A child bride in Iran has died from suicide after suffering from “postpartum depression” following her second pregnancy.

The girl from Mashhad, identified by her mother as “Banafsheh”, was married off at just 11-years-old and died at age 18.

Her mother, 47, told a social worker at Sepad Police Station that, because of local tradition and being a child bride herself,  she had agreed when a man called “Mahyar” proposed to her daughter and convinced Banafsheh’s father to agree.

On several Iranian websites, she was quoted as saying: “I did not know I was destroying my daughter’s life.

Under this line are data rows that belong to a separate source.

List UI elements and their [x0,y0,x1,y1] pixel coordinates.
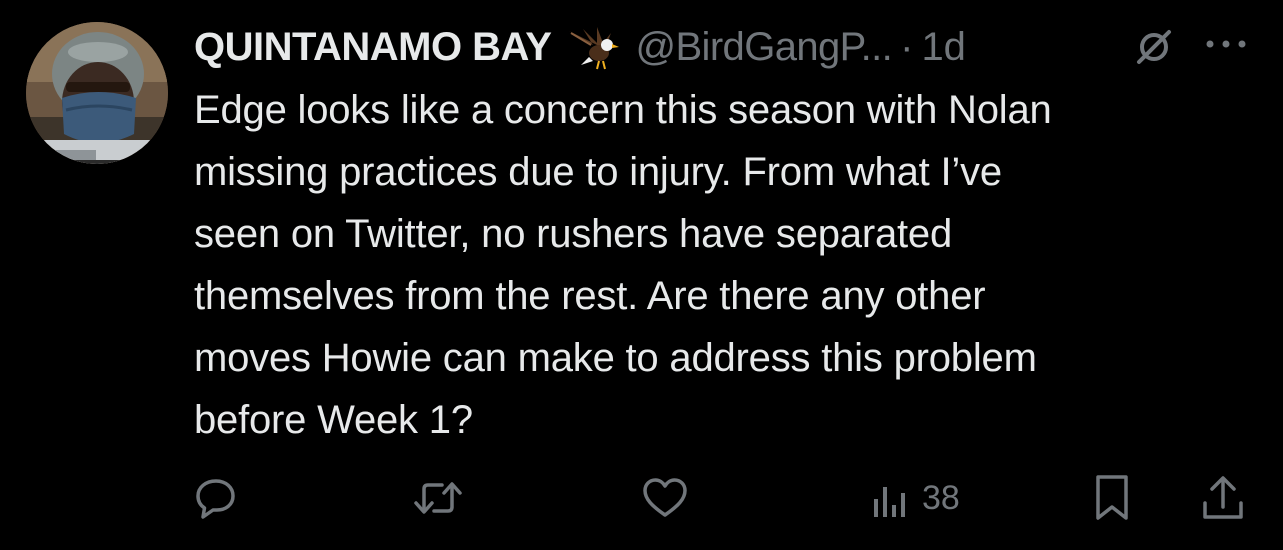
tweet[interactable]: QUINTANAMO BAY @BirdGangP... · 1d Edge l… [0,0,1283,550]
more-icon[interactable] [1200,30,1252,64]
tweet-text: Edge looks like a concern this season wi… [194,79,1264,451]
tweet-text-line: themselves from the rest. Are there any … [194,274,986,318]
reply-button[interactable] [193,470,239,526]
grok-icon[interactable] [1135,28,1173,66]
retweet-button[interactable] [412,470,464,526]
user-handle[interactable]: @BirdGangP... [635,23,892,71]
like-button[interactable] [640,470,690,526]
share-button[interactable] [1200,470,1246,526]
avatar[interactable] [26,22,168,164]
display-name[interactable]: QUINTANAMO BAY [194,23,552,71]
views-button[interactable]: 38 [872,470,960,526]
tweet-text-line: seen on Twitter, no rushers have separat… [194,212,953,256]
retweet-icon [414,482,462,514]
tweet-timestamp[interactable]: 1d [921,23,966,71]
share-icon [1203,476,1243,519]
tweet-text-line: moves Howie can make to address this pro… [194,336,1037,380]
tweet-text-line: before Week 1? [194,398,473,442]
heart-icon [643,478,687,517]
bookmark-icon [1096,475,1128,520]
tweet-header: QUINTANAMO BAY @BirdGangP... · 1d [194,22,966,72]
action-bar: 38 [0,470,1283,530]
tweet-text-line: missing practices due to injury. From wh… [194,150,1002,194]
tweet-text-line: Edge looks like a concern this season wi… [194,88,1052,132]
eagle-emoji-icon [563,23,623,71]
reply-icon [196,479,235,519]
bookmark-button[interactable] [1092,470,1132,526]
views-icon [874,487,905,517]
separator-dot: · [900,25,914,69]
views-count: 38 [922,478,960,517]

When she was still a child and should have been playing with dolls, she became pregnant and was cradling her first baby instead of a doll.”

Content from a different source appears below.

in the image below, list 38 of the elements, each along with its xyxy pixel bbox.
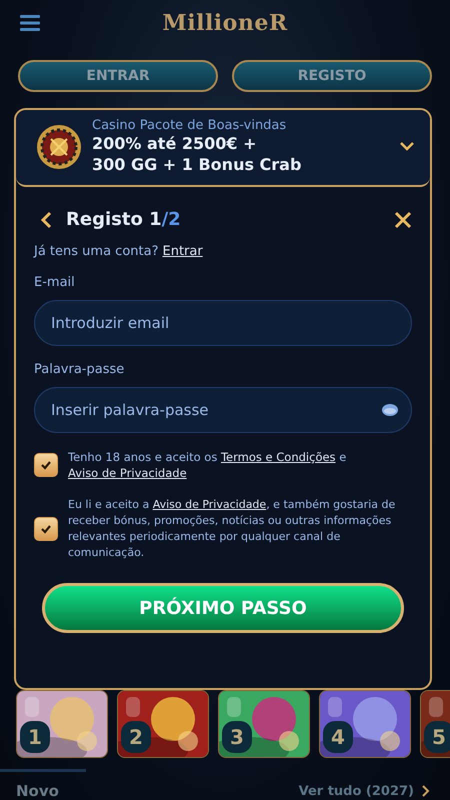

She said that her daughter and Mahyar lived in Mashhad, rather that Sarakhs where Banafsheh’s family lived because Mahyar did not earn enough.

The mother traveled up to Mashhad following Banafsheh’s second pregnancy to help with the baby but had to go back to the family home to help with the farm. Three days later, depression caused Banafsheh to take drugs and she died from suicide.

The mother vowed to press charges against Mahyar for keeping drugs in the house.

Last year, a 12-year-old girl died from suicide after being forced to marry a much old man because her family was impoverished. The girl from Ilam was identified as “Raha” by children rights activist Zahra Rahimi, who said Raha was “a symbol of girls who are forced to marry due to poverty”.

She said: “Raha was not the only girl in the region who was forced to marry and girls who are forced into irrational marriages may be the ones who self-immolate to commit suicide after a few years.”

Marrying girls off as children is a real problem in Iran as child brides suffer severe health consequences from early childbirth, as well as restrictions on their educational attainment and employment status.

Yet still, the Iranian parliament rejected a bill that planned to increase the marriage age for children to 13 for girls and 16 for boys, which is still too young and also is not equal.

Hassan Nourozi, the spokesperson of the parliament’s legal commission, tried to defend the rejection by citing Sharia law, that girls enter considered full-grown when its nine years old and so should be allowed to marry then.